The 20th Bond film, and after the debacle that was Goldeneye, well and truly back to basics.

The basics being the requisite beautiful women, shaken martinis, despotic criminal masterminds, exotic locations, gadgetry and thrills, but also the surprises as special effects and movie set pieces mature.

A Bond film is like your own bed - you're never as comfortable sleeping anywhere else, and Die Another Day delivers that comfort in shovelfuls.

Although comfort isn't really the right allegory, since you'd have to be comatose to get comfortable in a James Bond film rather than sitting on the edge of your seat through the stupendous action sequences.

Lee Tamahori (of Once Were Warriors fame) seems to realise that the Bond franchise is essentially about action, and he wraps a scorching action movie up in all the Bond accoutrements. The attempts at providing something different are at best irritating inconveniences (like having Bond's status revoked so he has to work outside - M accepts him back and lets him work in every way apart from on paper so it makes no real difference).

This time the Blofeld/Strombo/Dr No et al is a North Korean army officer hell bent on overtaking the south.
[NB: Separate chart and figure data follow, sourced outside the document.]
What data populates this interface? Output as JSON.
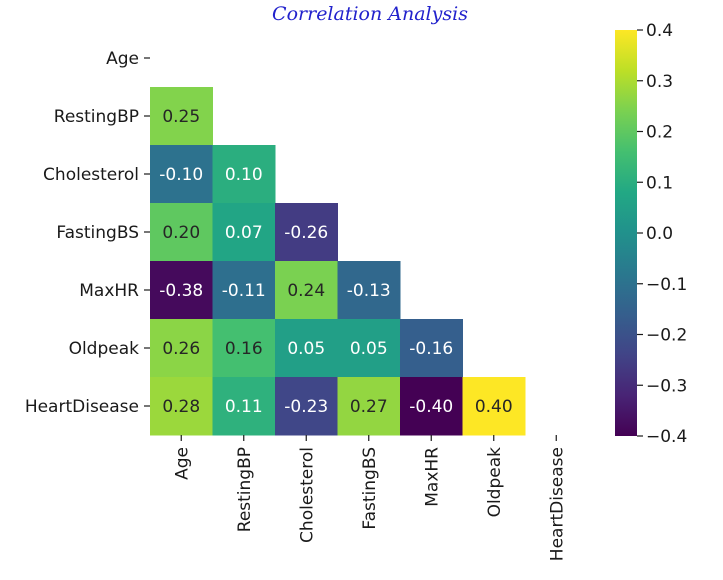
{
  "chart_data": {
    "type": "heatmap",
    "title": "Correlation Analysis",
    "variables": [
      "Age",
      "RestingBP",
      "Cholesterol",
      "FastingBS",
      "MaxHR",
      "Oldpeak",
      "HeartDisease"
    ],
    "mask": "upper-triangle-and-diagonal",
    "cells": [
      {
        "row": "RestingBP",
        "col": "Age",
        "value": 0.25,
        "label": "0.25"
      },
      {
        "row": "Cholesterol",
        "col": "Age",
        "value": -0.1,
        "label": "-0.10"
      },
      {
        "row": "Cholesterol",
        "col": "RestingBP",
        "value": 0.1,
        "label": "0.10"
      },
      {
        "row": "FastingBS",
        "col": "Age",
        "value": 0.2,
        "label": "0.20"
      },
      {
        "row": "FastingBS",
        "col": "RestingBP",
        "value": 0.07,
        "label": "0.07"
      },
      {
        "row": "FastingBS",
        "col": "Cholesterol",
        "value": -0.26,
        "label": "-0.26"
      },
      {
        "row": "MaxHR",
        "col": "Age",
        "value": -0.38,
        "label": "-0.38"
      },
      {
        "row": "MaxHR",
        "col": "RestingBP",
        "value": -0.11,
        "label": "-0.11"
      },
      {
        "row": "MaxHR",
        "col": "Cholesterol",
        "value": 0.24,
        "label": "0.24"
      },
      {
        "row": "MaxHR",
        "col": "FastingBS",
        "value": -0.13,
        "label": "-0.13"
      },
      {
        "row": "Oldpeak",
        "col": "Age",
        "value": 0.26,
        "label": "0.26"
      },
      {
        "row": "Oldpeak",
        "col": "RestingBP",
        "value": 0.16,
        "label": "0.16"
      },
      {
        "row": "Oldpeak",
        "col": "Cholesterol",
        "value": 0.05,
        "label": "0.05"
      },
      {
        "row": "Oldpeak",
        "col": "FastingBS",
        "value": 0.05,
        "label": "0.05"
      },
      {
        "row": "Oldpeak",
        "col": "MaxHR",
        "value": -0.16,
        "label": "-0.16"
      },
      {
        "row": "HeartDisease",
        "col": "Age",
        "value": 0.28,
        "label": "0.28"
      },
      {
        "row": "HeartDisease",
        "col": "RestingBP",
        "value": 0.11,
        "label": "0.11"
      },
      {
        "row": "HeartDisease",
        "col": "Cholesterol",
        "value": -0.23,
        "label": "-0.23"
      },
      {
        "row": "HeartDisease",
        "col": "FastingBS",
        "value": 0.27,
        "label": "0.27"
      },
      {
        "row": "HeartDisease",
        "col": "MaxHR",
        "value": -0.4,
        "label": "-0.40"
      },
      {
        "row": "HeartDisease",
        "col": "Oldpeak",
        "value": 0.4,
        "label": "0.40"
      }
    ],
    "colorbar": {
      "colormap": "viridis",
      "range": [
        -0.4,
        0.4
      ],
      "ticks": [
        0.4,
        0.3,
        0.2,
        0.1,
        0.0,
        -0.1,
        -0.2,
        -0.3,
        -0.4
      ],
      "tick_labels": [
        "0.4",
        "0.3",
        "0.2",
        "0.1",
        "0.0",
        "−0.1",
        "−0.2",
        "−0.3",
        "−0.4"
      ]
    },
    "colors": {
      "title": "#2222cc",
      "text": "#1a1a1a"
    }
  }
}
After Bond (Brosnan) is captured disposing of him and kept imprisoned and tortured for a year, he lives and escapes to a facility to resequence DNA, giving him a new appearance, that of British playboy billionaire Gustav Graves (Stephens).

Bond's out and after his right hand man, zombie-like Zao (Yune), complete with diamonds embedded in his face from an explosion. Also hot on the trail is NSA agent Jinx (Berry, enough to melt Antarctica when she first comes out of the surf).

The two track the villains from Cuba to the wastes of Iceland, where the Bondesque criminal's lair is a palace made of ice to unveil his new project, Icarus - a giant mirror in space designed to be a reserve sun, in reality a superweapon to decimate pro-South Korean forces.

After shagging both Jinx and the delectable double agent Miranda Frost (Pike), James blows everything up, shoots, fights, and scrapes his way from one spectacular action sequence to another, each one more over the top and explosive than the last.

All involved have stayed faithful to the formula and provided both the expected and the brand new successfully, including John Cleese, firmly in place as the new Q after the death of Desmond Llewewlyn.

Interesting (and a bit frightening) to see Madonna turn up as Graves' fencing coach. The title sequence wasn't the best of the series, nor was her title track.